[Flaky Test] kind-ipv6-master-parallel #83903

hasheddan · 2019-10-14T13:31:13Z

Which jobs are failing: kind-ipv6-master-parallel

Which test(s) are failing:
The primary concern is Overall failing when starting up the kind cluster, but the following tests have also failed intermittently:

[k8s.io] [sig-node] Pods Extended [k8s.io] Delete Grace Period should be submitted and removed [Conformance]
[sig-apps] StatefulSet [k8s.io] Basic StatefulSet functionality [StatefulSetBasic] Should recreate evicted statefulset [Conformance]

Since when has it been failing: seeing the Overall failure as early as 9/30

Testgrid link: https://k8s-testgrid.appspot.com/sig-release-master-blocking#kind-ipv6-master-parallel

Reason for failure:

W1001 01:12:24.390] [control-plane] Crea
W1001 01:12:24.390]  ✗ Starting control-plane 🕹️
W1001 01:12:24.391] ERROR: failed to create cluster: failed to init node with kubeadm: command "docker exec --privileged kind-control-plane kubeadm init --ignore-preflight-errors=all --config=/kind/kubeadm.conf --skip-token-print --v=6" failed with error: signal: broken pipe
W1001 01:12:24.393] 
W1001 01:12:24.393] Output:
W1001 01:12:24.393] I1001 01:12:18.884072     101 initconfiguration.go:190] loading configuration from "/kind/kubeadm.conf"
W1001 01:12:24.393] [config] WARNING: Ignored YAML document with GroupVersionKind kubeadm.k8s.io/v1beta2, Kind=JoinConfiguration
W1001 01:12:24.393] [init] Using Kubernetes version: v1.17.0-alpha.0.1939+c9f8b8b52526a7
skipped 145 lines unfold_more
W1001 01:12:32.637]   File "/workspace/./test-infra/jenkins/../scenarios/execute.py", line 30, in check
W1001 01:12:32.637]     subprocess.check_call(cmd)
W1001 01:12:32.637]   File "/usr/lib/python2.7/subprocess.py", line 186, in check_call
W1001 01:12:32.638]     raise CalledProcessError(retcode, cmd)
W1001 01:12:32.638] subprocess.CalledProcessError: Command '('./../../sigs.k8s.io/kind/hack/ci/e2e.sh',)' returned non-zero exit status 1
E1001 01:12:32.649] Command failed
I1001 01:12:32.650] process 553 exited with code 1 after 7.2m
E1001 01:12:32.650] FAIL: ci-kubernetes-kind-ipv6-e2e-parallel

Anything else we need to know:
I did some light investigation and I can see that it appears the failure is occurring when initializing kubeadm here. This might just be a situation where we want to bump the number of failures until alert :)

/priority important-soon
/milestone v1.17
/kind flake
/sig testing

/cc @alenkacz @droslean @Verolop @epk @aojea @BenTheElder

The text was updated successfully, but these errors were encountered:

liggitt · 2019-10-14T14:22:41Z

cc @BenTheElder for kind
cc @neolit123 for kubeadm

aojea · 2019-10-14T14:33:00Z

I was chasing flakes in this job and we have a fix ready to merge to solve some of them,
~~The problem is not related to the kubeadm init process~~, more info in the following issue kubernetes-sigs/kind#944

My bad, my apologies, I just found the errors mentioned in this issue and seems totally legit, will try to narrow it down

aojea · 2019-10-14T14:34:13Z

/assign

neolit123 · 2019-10-14T14:40:12Z

i think the flakes are on the /test/e2e side and not on the deployer sides (kind / kubeadm).

aojea · 2019-10-14T14:56:58Z

i think the flakes are on the /test/e2e side and not on the deployer sides (kind / kubeadm).

Indeed, main flakes are on the e2e side, however, I realized that there are 3 failures in the last 200 runs in the provisioning phase.
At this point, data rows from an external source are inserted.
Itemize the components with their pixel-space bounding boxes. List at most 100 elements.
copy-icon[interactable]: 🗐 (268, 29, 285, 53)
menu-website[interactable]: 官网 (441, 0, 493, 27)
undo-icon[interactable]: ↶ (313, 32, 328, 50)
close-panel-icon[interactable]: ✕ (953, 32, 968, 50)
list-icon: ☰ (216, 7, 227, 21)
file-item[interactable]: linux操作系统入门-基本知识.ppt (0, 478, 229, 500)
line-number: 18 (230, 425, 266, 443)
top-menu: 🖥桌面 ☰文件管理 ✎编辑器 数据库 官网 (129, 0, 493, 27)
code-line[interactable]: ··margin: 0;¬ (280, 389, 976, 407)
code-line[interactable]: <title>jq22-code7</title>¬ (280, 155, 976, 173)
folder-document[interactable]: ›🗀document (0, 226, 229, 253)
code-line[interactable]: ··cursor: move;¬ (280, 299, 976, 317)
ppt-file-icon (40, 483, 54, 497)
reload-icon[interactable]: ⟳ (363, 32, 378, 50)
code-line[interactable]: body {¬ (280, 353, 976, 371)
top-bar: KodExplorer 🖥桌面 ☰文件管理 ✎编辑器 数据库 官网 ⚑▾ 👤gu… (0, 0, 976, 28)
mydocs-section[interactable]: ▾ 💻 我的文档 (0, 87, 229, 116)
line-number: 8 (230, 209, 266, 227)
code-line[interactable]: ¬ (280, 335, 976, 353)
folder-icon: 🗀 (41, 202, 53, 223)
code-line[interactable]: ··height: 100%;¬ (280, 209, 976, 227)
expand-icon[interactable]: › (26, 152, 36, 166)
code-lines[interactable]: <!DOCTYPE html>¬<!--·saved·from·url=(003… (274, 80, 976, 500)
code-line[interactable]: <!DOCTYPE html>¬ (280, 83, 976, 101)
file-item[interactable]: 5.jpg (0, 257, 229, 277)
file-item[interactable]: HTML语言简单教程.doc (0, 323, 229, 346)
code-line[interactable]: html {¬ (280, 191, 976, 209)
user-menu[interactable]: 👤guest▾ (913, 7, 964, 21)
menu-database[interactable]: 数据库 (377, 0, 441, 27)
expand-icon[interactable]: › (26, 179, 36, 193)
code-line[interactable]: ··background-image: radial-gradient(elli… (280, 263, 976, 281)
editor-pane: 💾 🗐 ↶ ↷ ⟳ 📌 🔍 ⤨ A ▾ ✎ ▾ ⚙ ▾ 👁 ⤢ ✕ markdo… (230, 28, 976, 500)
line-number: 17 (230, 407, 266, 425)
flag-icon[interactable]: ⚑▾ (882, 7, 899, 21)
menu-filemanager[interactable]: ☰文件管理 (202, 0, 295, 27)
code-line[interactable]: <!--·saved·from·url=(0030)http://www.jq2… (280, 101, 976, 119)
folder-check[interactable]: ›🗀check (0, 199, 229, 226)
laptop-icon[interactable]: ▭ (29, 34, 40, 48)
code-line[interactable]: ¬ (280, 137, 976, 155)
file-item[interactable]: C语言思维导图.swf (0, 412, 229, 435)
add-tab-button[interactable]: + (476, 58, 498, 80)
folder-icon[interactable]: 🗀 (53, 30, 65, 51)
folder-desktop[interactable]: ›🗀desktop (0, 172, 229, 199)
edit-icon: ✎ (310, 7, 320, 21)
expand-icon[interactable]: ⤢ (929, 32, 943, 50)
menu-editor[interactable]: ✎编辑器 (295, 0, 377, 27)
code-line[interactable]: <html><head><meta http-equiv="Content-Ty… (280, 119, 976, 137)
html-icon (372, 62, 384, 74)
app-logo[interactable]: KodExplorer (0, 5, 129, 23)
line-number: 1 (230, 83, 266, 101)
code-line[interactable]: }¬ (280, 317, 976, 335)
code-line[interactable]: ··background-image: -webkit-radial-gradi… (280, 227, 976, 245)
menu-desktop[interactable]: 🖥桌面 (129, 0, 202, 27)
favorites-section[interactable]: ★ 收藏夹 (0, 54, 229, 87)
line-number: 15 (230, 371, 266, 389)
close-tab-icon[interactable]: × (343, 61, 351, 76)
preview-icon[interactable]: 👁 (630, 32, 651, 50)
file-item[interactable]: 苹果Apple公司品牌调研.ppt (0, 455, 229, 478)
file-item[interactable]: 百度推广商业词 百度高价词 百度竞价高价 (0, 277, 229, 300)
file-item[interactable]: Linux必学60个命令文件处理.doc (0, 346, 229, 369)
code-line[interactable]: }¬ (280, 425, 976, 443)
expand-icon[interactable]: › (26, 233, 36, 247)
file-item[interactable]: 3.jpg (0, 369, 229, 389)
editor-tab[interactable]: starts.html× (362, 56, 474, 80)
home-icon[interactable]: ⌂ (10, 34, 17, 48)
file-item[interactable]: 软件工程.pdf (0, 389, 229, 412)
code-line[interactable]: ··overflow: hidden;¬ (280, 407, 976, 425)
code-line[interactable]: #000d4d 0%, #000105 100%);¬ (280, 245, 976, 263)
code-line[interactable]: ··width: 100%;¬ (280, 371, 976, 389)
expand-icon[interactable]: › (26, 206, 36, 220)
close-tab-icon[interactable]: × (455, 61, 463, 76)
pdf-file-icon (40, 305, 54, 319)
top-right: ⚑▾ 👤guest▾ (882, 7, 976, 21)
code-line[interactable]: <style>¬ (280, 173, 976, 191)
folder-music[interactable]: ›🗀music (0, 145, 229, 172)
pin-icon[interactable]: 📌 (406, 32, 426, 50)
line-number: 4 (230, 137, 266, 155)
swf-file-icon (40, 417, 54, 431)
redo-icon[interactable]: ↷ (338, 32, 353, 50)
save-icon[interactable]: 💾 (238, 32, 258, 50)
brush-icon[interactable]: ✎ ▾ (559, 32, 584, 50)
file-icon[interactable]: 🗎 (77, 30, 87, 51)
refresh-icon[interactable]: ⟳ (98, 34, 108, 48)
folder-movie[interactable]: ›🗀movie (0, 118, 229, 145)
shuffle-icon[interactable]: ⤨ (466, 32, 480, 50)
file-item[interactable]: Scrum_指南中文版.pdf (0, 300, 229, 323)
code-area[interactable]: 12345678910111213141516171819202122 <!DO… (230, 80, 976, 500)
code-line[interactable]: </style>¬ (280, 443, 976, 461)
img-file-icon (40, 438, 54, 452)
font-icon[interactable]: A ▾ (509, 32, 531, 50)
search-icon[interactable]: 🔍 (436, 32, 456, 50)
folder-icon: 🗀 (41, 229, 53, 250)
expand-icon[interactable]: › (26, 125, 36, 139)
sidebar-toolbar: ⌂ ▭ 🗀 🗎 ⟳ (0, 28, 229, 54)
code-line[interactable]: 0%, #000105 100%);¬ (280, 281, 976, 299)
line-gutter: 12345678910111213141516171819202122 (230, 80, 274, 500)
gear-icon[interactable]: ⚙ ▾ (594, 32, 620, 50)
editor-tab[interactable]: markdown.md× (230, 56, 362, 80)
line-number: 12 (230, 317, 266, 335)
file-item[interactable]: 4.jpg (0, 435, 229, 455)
Let's fix first the main flakes on the e2e are, those are the ones that are causing the instability.

BenTheElder · 2019-10-14T15:59:20Z

We do indeed have occasional flakes on bringup, however I want to note that the tests possibly being more flaky may in fact be due to this being the only IPv6 coverage and we should try to keep that, otherwise they will certainly be worse.

Indeed, main flakes are on the e2e side, however, I realized that there are 3 failures in the last 200 runs in the provisioning phase.
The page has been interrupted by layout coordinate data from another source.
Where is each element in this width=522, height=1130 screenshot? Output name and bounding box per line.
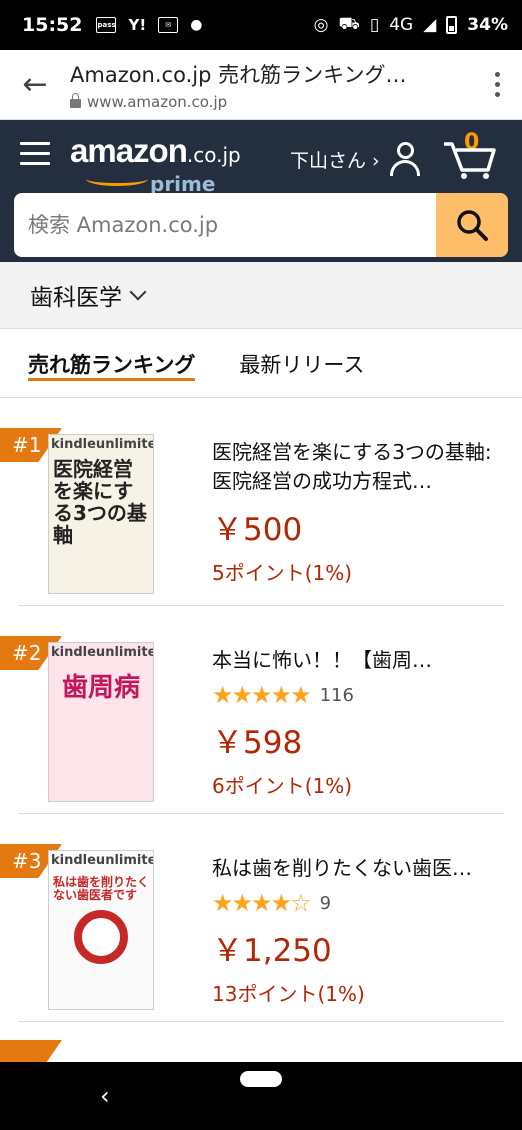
- overflow-menu-icon[interactable]: [472, 72, 522, 97]
- logo-smile-icon: [86, 172, 148, 186]
- review-count: 9: [319, 892, 332, 914]
- product-list: #1 kindleunlimited 医院経営を楽にする3つの基軸 医院経営を楽…: [0, 398, 522, 1074]
- nav-back-icon[interactable]: ‹: [100, 1082, 110, 1110]
- review-count: 116: [319, 684, 354, 706]
- product-points: 13ポイント(1%): [212, 982, 365, 1006]
- yahoo-icon: Y!: [128, 16, 147, 34]
- nfc-icon: ◎: [313, 15, 329, 35]
- system-nav-bar: ‹: [0, 1062, 522, 1130]
- kindle-unlimited-badge: kindleunlimited: [51, 853, 153, 868]
- back-arrow-icon[interactable]: ←: [0, 67, 70, 102]
- ranking-tabs: 売れ筋ランキング 最新リリース: [0, 328, 522, 398]
- search-bar: [14, 193, 508, 257]
- book-cover[interactable]: kindleunlimited 医院経営を楽にする3つの基軸: [48, 434, 154, 594]
- battery-level: 34%: [467, 15, 508, 35]
- kindle-unlimited-badge: kindleunlimited: [51, 645, 153, 660]
- network-label: 4G: [389, 15, 414, 35]
- logo-word: amazon: [70, 132, 188, 169]
- cover-title: 医院経営を楽にする3つの基軸: [53, 457, 147, 547]
- battery-icon: [446, 16, 458, 34]
- list-item[interactable]: #2 kindleunlimited 歯周病 本当に怖い！！【歯周… ★★★★★…: [0, 606, 504, 814]
- product-info: 本当に怖い！！【歯周… ★★★★★ 116 ￥598 6ポイント(1%): [212, 646, 502, 799]
- browser-title-block[interactable]: Amazon.co.jp 売れ筋ランキング… www.amazon.co.jp: [70, 59, 472, 111]
- list-item[interactable]: #3 kindleunlimited 私は歯を削りたくない歯医者です 私は歯を削…: [0, 814, 504, 1022]
- product-title[interactable]: 私は歯を削りたくない歯医…: [212, 854, 502, 883]
- signal-icon: ◢: [423, 15, 437, 35]
- amazon-header: amazon.co.jp prime 下山さん › 0: [0, 120, 522, 262]
- product-price: ￥500: [212, 512, 303, 548]
- product-title[interactable]: 本当に怖い！！【歯周…: [212, 646, 502, 675]
- user-name: 下山さん ›: [290, 149, 380, 172]
- category-label: 歯科医学: [30, 285, 122, 311]
- cart-icon: [444, 142, 496, 179]
- account-link[interactable]: 下山さん ›: [290, 142, 422, 176]
- browser-toolbar: ← Amazon.co.jp 売れ筋ランキング… www.amazon.co.j…: [0, 50, 522, 120]
- product-price: ￥1,250: [212, 933, 332, 969]
- tab-new-releases[interactable]: 最新リリース: [239, 329, 364, 397]
- vibrate-icon: ▯: [369, 15, 380, 35]
- url-text: www.amazon.co.jp: [87, 92, 228, 111]
- search-button[interactable]: [436, 193, 508, 257]
- category-dropdown[interactable]: 歯科医学: [0, 262, 522, 328]
- cover-title: 歯周病: [61, 673, 140, 703]
- page-title: Amazon.co.jp 売れ筋ランキング…: [70, 62, 407, 87]
- kindle-unlimited-badge: kindleunlimited: [51, 437, 153, 452]
- url-row: www.amazon.co.jp: [70, 93, 472, 111]
- star-icons: ★★★★★: [212, 681, 312, 709]
- book-cover[interactable]: kindleunlimited 私は歯を削りたくない歯医者です: [48, 850, 154, 1010]
- logo-suffix: .co.jp: [186, 143, 241, 167]
- lock-icon: [70, 93, 81, 108]
- car-icon: ⛟: [338, 14, 360, 34]
- book-cover[interactable]: kindleunlimited 歯周病: [48, 642, 154, 802]
- mail-icon: ✉: [158, 17, 179, 33]
- status-bar: 15:52 pass Y! ✉ ● ◎ ⛟ ▯ 4G ◢ 34%: [0, 0, 522, 50]
- rating-stars[interactable]: ★★★★☆ 9: [212, 889, 502, 917]
- product-points: 6ポイント(1%): [212, 774, 353, 798]
- hamburger-menu-icon[interactable]: [20, 142, 50, 172]
- list-item[interactable]: #1 kindleunlimited 医院経営を楽にする3つの基軸 医院経営を楽…: [0, 398, 504, 606]
- product-info: 医院経営を楽にする3つの基軸: 医院経営の成功方程式… ￥500 5ポイント(1…: [212, 438, 502, 586]
- home-pill-icon[interactable]: [240, 1071, 282, 1087]
- rating-stars[interactable]: ★★★★★ 116: [212, 681, 502, 709]
- amazon-logo[interactable]: amazon.co.jp prime: [70, 132, 241, 196]
- person-icon: [388, 142, 422, 176]
- star-icons: ★★★★☆: [212, 889, 312, 917]
- search-icon: [457, 210, 488, 241]
- product-info: 私は歯を削りたくない歯医… ★★★★☆ 9 ￥1,250 13ポイント(1%): [212, 854, 502, 1007]
- product-title[interactable]: 医院経営を楽にする3つの基軸: 医院経営の成功方程式…: [212, 438, 502, 496]
- pass-icon: pass: [96, 17, 117, 33]
- cover-title: 私は歯を削りたくない歯医者です: [53, 875, 150, 903]
- tab-bestsellers[interactable]: 売れ筋ランキング: [28, 329, 196, 381]
- product-price: ￥598: [212, 725, 303, 761]
- product-points: 5ポイント(1%): [212, 561, 353, 585]
- cover-emblem-icon: [74, 910, 128, 965]
- status-time: 15:52: [22, 14, 83, 36]
- notification-dot-icon: ●: [190, 17, 203, 33]
- list-item-partial: [0, 1022, 504, 1074]
- cart-button[interactable]: 0: [442, 130, 498, 180]
- search-input[interactable]: [14, 193, 436, 257]
- chevron-down-icon: [129, 283, 147, 301]
- status-right: ◎ ⛟ ▯ 4G ◢ 34%: [314, 14, 508, 36]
1.5% is not enough to worry about much. That's a wonderful rate for kubernetes e2e :-)
We should fix this, but that's not worth a kubernetes/kubernetes bug, and we are already tracking this in the kind repo.

The other flakes that are at a much higher rate are the tests

BenTheElder · 2019-10-14T16:06:47Z

I would also be happy to simply exclude the N flakiest tests if it means we continue to monitor IPv6 functioning overall while we continue to work on that unrelated 1.5% => 0%.

BenTheElder · 2019-10-14T16:08:44Z

I don't see a comparable test-suite running "on cloud" in release-master-blocking... that seems somewhat alarming. Going to raise this with SIG-release.

BenTheElder · 2019-10-14T23:00:05Z

Tracking the ~1.5% kubeadm init (or docker exec? TBD) flakes here kubernetes-sigs/kind#949

Unrelated to that some of these test cases are just flaky [sig-apps] StatefulSet [k8s.io] Basic StatefulSet functionality [StatefulSetBasic] Should recreate evicted statefulset [Conformance] is also flaking on GCE in addition to kind.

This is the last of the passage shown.